Türkei dementiert Vereinbarung mit USA

Der Ankündigung aus Washington folgt ein Dementi aus Ankara. Die Türkei sperrt sich, Stützpunkte für die internationale Allianz im Kampf gegen die Terrormiliz IS zu öffnen - und stellt Bedingungen.

Der Einschlag einer Bombe in Kobane, Syrien: Die Türkei stellt der internationalen Militärkoalition bislang nicht ihre Stützpunkte zur Verfügung. dpa

Der Einschlag einer Bombe in Kobane, Syrien: Die Türkei stellt der internationalen Militärkoalition bislang nicht ihre Stützpunkte zur Verfügung.

AnkaraTrotz des Vormarsches der Terrormiliz IS streiten die USA und die Türkei weiter über die Nutzung von Stützpunkten in dem Nato-Land. Der türkische Außenminister Mevlüt Cavusoglu sagte am Montag nach Angaben der Nachrichtenagentur Anadolu, es gebe noch keine Einigung, dass die internationale Allianz die türkischen Stützpunkte für den Kampf gegen den IS nutzen könne.

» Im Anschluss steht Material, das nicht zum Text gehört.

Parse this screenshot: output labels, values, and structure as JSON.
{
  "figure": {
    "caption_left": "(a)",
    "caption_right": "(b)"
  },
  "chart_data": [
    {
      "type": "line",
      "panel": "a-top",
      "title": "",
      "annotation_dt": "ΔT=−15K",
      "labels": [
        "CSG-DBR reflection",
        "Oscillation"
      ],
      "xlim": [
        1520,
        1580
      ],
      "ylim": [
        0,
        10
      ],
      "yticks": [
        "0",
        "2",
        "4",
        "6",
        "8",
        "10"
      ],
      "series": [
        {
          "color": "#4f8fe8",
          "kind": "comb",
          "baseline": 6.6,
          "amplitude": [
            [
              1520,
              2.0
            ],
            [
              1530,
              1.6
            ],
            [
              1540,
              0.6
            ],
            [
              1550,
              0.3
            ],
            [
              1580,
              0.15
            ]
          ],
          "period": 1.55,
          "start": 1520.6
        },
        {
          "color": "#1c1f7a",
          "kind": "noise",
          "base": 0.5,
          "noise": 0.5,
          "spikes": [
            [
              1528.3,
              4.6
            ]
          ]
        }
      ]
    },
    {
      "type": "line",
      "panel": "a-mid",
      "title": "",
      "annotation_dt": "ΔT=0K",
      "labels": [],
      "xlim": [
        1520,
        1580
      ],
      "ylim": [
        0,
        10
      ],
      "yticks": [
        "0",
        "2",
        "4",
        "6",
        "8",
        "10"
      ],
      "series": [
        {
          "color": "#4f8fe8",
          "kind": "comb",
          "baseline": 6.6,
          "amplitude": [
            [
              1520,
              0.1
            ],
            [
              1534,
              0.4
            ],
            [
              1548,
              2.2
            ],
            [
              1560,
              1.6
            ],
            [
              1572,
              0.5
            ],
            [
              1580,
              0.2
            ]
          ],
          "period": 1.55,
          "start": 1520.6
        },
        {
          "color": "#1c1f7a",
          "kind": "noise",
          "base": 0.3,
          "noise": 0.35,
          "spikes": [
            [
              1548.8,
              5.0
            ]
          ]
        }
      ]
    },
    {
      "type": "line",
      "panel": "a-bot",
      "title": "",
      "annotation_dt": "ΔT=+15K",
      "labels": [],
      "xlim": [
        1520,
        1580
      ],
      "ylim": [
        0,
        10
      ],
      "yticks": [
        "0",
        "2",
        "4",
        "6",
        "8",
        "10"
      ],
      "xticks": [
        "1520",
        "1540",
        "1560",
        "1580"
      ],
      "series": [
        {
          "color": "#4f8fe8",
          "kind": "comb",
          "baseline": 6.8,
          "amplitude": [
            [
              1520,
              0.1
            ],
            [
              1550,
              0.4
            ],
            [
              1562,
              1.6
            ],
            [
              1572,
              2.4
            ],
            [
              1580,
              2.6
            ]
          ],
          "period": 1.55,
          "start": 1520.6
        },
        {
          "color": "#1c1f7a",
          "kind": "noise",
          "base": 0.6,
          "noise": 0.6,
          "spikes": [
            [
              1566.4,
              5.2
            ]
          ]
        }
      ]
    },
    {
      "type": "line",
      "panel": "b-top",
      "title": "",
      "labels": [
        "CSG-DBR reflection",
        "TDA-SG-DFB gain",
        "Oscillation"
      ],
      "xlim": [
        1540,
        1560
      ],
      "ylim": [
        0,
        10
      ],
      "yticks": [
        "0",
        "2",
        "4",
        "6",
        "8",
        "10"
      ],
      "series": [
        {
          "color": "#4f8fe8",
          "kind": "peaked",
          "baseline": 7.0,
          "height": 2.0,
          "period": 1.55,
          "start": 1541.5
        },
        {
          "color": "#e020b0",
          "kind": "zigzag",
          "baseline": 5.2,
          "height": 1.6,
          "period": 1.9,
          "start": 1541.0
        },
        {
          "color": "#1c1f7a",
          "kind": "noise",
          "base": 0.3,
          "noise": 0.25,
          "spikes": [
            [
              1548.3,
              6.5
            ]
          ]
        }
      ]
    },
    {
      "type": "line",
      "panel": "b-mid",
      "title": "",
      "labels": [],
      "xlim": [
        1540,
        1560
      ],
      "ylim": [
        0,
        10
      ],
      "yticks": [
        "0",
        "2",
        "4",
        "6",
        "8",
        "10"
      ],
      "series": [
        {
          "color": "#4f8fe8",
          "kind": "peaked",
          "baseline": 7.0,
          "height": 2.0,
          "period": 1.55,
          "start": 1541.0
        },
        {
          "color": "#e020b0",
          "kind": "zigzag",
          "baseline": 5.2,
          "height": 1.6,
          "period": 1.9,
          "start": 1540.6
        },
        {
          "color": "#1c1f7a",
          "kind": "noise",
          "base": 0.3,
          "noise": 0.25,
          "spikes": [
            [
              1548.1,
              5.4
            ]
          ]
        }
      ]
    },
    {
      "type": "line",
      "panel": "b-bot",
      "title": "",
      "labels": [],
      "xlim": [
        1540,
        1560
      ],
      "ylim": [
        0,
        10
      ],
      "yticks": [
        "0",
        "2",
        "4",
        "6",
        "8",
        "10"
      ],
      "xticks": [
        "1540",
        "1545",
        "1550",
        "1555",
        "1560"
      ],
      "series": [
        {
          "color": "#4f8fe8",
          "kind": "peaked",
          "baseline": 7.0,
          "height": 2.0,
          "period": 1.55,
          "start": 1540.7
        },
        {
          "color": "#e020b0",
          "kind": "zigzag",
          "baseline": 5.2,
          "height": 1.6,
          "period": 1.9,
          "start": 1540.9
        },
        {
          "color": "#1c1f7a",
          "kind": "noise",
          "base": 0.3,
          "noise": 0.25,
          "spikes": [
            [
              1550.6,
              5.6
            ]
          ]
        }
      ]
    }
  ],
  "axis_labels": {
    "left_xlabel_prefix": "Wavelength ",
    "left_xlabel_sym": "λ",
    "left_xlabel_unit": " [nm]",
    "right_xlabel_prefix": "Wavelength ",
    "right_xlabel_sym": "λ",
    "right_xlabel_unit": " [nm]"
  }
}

Er dementierte damit Aussagen von Susan Rice, der Sicherheitsberaterin von US-Präsident Barack Obama. Rice hatte im US-Fernsehen gesagt, die Regierung in Ankara habe zugestimmt, ihre Stützpunkte zur Verfügung zu stellen. Minister Cavusoglu bestätigte aber, dass es eine Einigung über die Ausbildung gemäßigter syrischer Rebellen gebe.

Das Anti-IS-Bündnis will die Türkei seit längerem enger einbinden. Die Regierung in Ankara sträubt sich jedoch dagegen und pocht unter anderem auf ein gemeinsames Vorgehen, das sich auch gegen das Regime des syrischen Präsidenten Baschar al-Assad richtet. Die Türkei spielt eine entscheidende Rolle, weil sie unmittelbar an Gebiete grenzt, die von den IS-Extremisten kontrollierte werden. In der Diskussion um das weitere Vorgehen gegen den IS schloss die Bundesregierung den Einsatz deutscher Bodentruppen in Syrien aus. Bei einem Besuch in Saudi-Arabien wies Außenminister Frank-Walter Steinmeier (SPD) entsprechende Überlegungen aus Reihen der Grünen zurück: „Das lässt sich leicht fordern in Deutschland, wenn man weiß, dass ein solches Mandat nicht zustande kommt“.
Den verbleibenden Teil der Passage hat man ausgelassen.